Trata-se de um vexame pela falta de educação, pela truculência e pelo obscurantismo. Falta de educação porque os áulicos da Petrobras cancelaram a palestra sem dizer uma só palavra à professora. 

Pela truculência, porque o ex-Robert McCloskey teve coragem para mudar de sexo e com isso já enfrentou paradas bem mais duras do que pitis de burocratas amedrontados. É dela a mais sólida resposta às patrulhas que associam Milton Friedman à ditadura chilena do general Pinochet. (O texto da palestra está na rede com o título “Ethics, Friedman, Buchanan, and the Good Old Chicago School”.) Pelo obscurantismo, porque a professora é uma economista respeitada 
internacionalmente.McCloskey veio da cepa da universidade de Chicago e trabalhou com Friedman. 

Seus três livros sobre as virtudes, a igualdade e a dignidade dos burgueses são aulas de História para quem quer conhecer as raízes do mundo moderno. Em poucas palavras (dela), nada a ver com a luta de classes de Marx, com os protestantes de Max Weber, com instituições ou com as teorias matemáticas da acumulação de riquezas. Foi tudo coisa das ideias: “Comércio e investimentos sempre foram rotinas, mas uma nova dignidade e a liberdade das pessoas comuns foram únicas dessa época”. O construtor do mundo moderno foi o burguês.

Bolsonaro não é liberal, finge mal e, se quiser sê-lo, terá muito chão pela frente. Cancelar uma palestra de McCloskey porque ela criticou o capitão foi atitude de quem passa por qualquer vexame para ficar bem na nominata das cerimônias.

Se esse triste episódio levar alguma editora a publicar a trilogia burguesa de McCloskey, a patrulha terraplanista terá prestado um serviço ao país.

O MEC está deseducando uma geração

A ruinosa gestão do Enem de Abraham Weintraub cravou mais um prego na juventude de milhões de brasileiros. No seu primeiro contato relevante com a máquina do Estado, a garotada não soube que haviam sido cometidos erros na correção de suas provas. Aprendeu que a máquina não aceitava reclamações. Felizmente, percebeu que a mobilização das redes sociais poderia dobrar a máquina.

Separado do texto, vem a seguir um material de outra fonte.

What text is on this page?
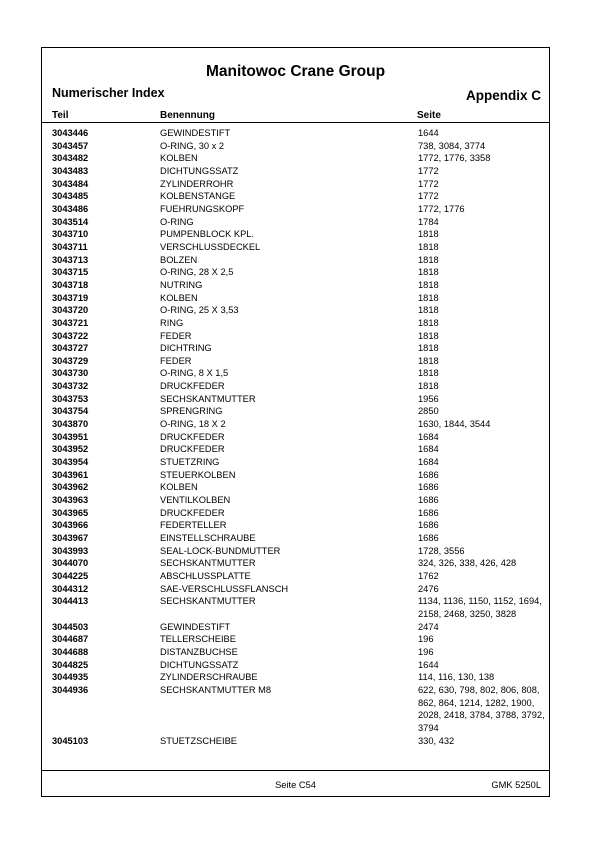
Manitowoc Crane Group
Numerischer Index	Appendix C
Teil	Benennung	Seite
3043446	GEWINDESTIFT	1644
3043457	O-RING, 30 x 2	738, 3084, 3774
3043482	KOLBEN	1772, 1776, 3358
3043483	DICHTUNGSSATZ	1772
3043484	ZYLINDERROHR	1772
3043485	KOLBENSTANGE	1772
3043486	FUEHRUNGSKOPF	1772, 1776
3043514	O-RING	1784
3043710	PUMPENBLOCK KPL.	1818
3043711	VERSCHLUSSDECKEL	1818
3043713	BOLZEN	1818
3043715	O-RING, 28 X 2,5	1818
3043718	NUTRING	1818
3043719	KOLBEN	1818
3043720	O-RING, 25 X 3,53	1818
3043721	RING	1818
3043722	FEDER	1818
3043727	DICHTRING	1818
3043729	FEDER	1818
3043730	O-RING, 8 X 1,5	1818
3043732	DRUCKFEDER	1818
3043753	SECHSKANTMUTTER	1956
3043754	SPRENGRING	2850
3043870	O-RING, 18 X 2	1630, 1844, 3544
3043951	DRUCKFEDER	1684
3043952	DRUCKFEDER	1684
3043954	STUETZRING	1684
3043961	STEUERKOLBEN	1686
3043962	KOLBEN	1686
3043963	VENTILKOLBEN	1686
3043965	DRUCKFEDER	1686
3043966	FEDERTELLER	1686
3043967	EINSTELLSCHRAUBE	1686
3043993	SEAL-LOCK-BUNDMUTTER	1728, 3556
3044070	SECHSKANTMUTTER	324, 326, 338, 426, 428
3044225	ABSCHLUSSPLATTE	1762
3044312	SAE-VERSCHLUSSFLANSCH	2476
3044413	SECHSKANTMUTTER	1134, 1136, 1150, 1152, 1694, 2158, 2468, 3250, 3828
3044503	GEWINDESTIFT	2474
3044687	TELLERSCHEIBE	196
3044688	DISTANZBUCHSE	196
3044825	DICHTUNGSSATZ	1644
3044935	ZYLINDERSCHRAUBE	114, 116, 130, 138
3044936	SECHSKANTMUTTER M8	622, 630, 798, 802, 806, 808, 862, 864, 1214, 1282, 1900, 2028, 2418, 3784, 3788, 3792, 3794
3045103	STUETZSCHEIBE	330, 432
Seite C54	GMK 5250L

É o caso de se procurar entender como um jovem de 19 anos recebe a informação de que a lambança foi uma “inconsistência” e tudo não passou de um “susto” (palavras do doutor Weintraub). Centenas de milhares de estudantes saíram desse Enem com um gosto amargo na boca, até porque as regras dos educatecas dificultam os recursos em busca da revisão das notas.

O ruinoso do Enem de Weintraub junta-se a outro desastre, com o qual ele nada teve a ver e, pelo contrário, já denunciou. É o caso dos inadimplentes do Fundo de Financiamento Estudantil. Invenção dos ministros da Educação petistas, para gosto dos donos de faculdades privadas, o Fies transferiu para a Viúva o risco de inadimplência dos estudantes da rede privada.

Hoje, o rombo está em R$ 32 bilhões. Isso aconteceu porque os financiamentos eram dados sem um fiador verificado e os educatecas não analisavam os empréstimos que o Fies concedia.

Weintraub apontou o pior lado dessa desgraça, o moral:

“São 500 mil jovens começando a vida com o nome sujo”.

Com o nome sujo e estimulados a não pagar o que devem, porque foram induzidos a isso pelos espertíssimos donos de faculdades.

É sempre bom lembrar que um estudante da faculdade de Direito de Harvard formou-se em 1991 e só quitou sua dívida depois de 1996, com o que ganhou publicando seu primeiro livro. Chamava-se Barack Obama.

Eremildo, o idiota
Eremildo é um idiota e vai a Brasília para tentar convencer Jair Bolsonaro a manter Onyx Lorenzoni na chefia da Casa Civil.

Não foi Lorenzoni quem teve a ideia de colocar Vicente Santini na Casa Civil. Também não foi ele quem o mandou num jato da FAB para Davos e, de lá, para Délhi.

Também não foi Lorenzoni quem sugeriu a Bolsonaro que, depois de demiti-lo, o colocasse noutra função.

Todo mundo sabe que Lorenzoni estava de férias, mas foi ele quem acabou na frigideira.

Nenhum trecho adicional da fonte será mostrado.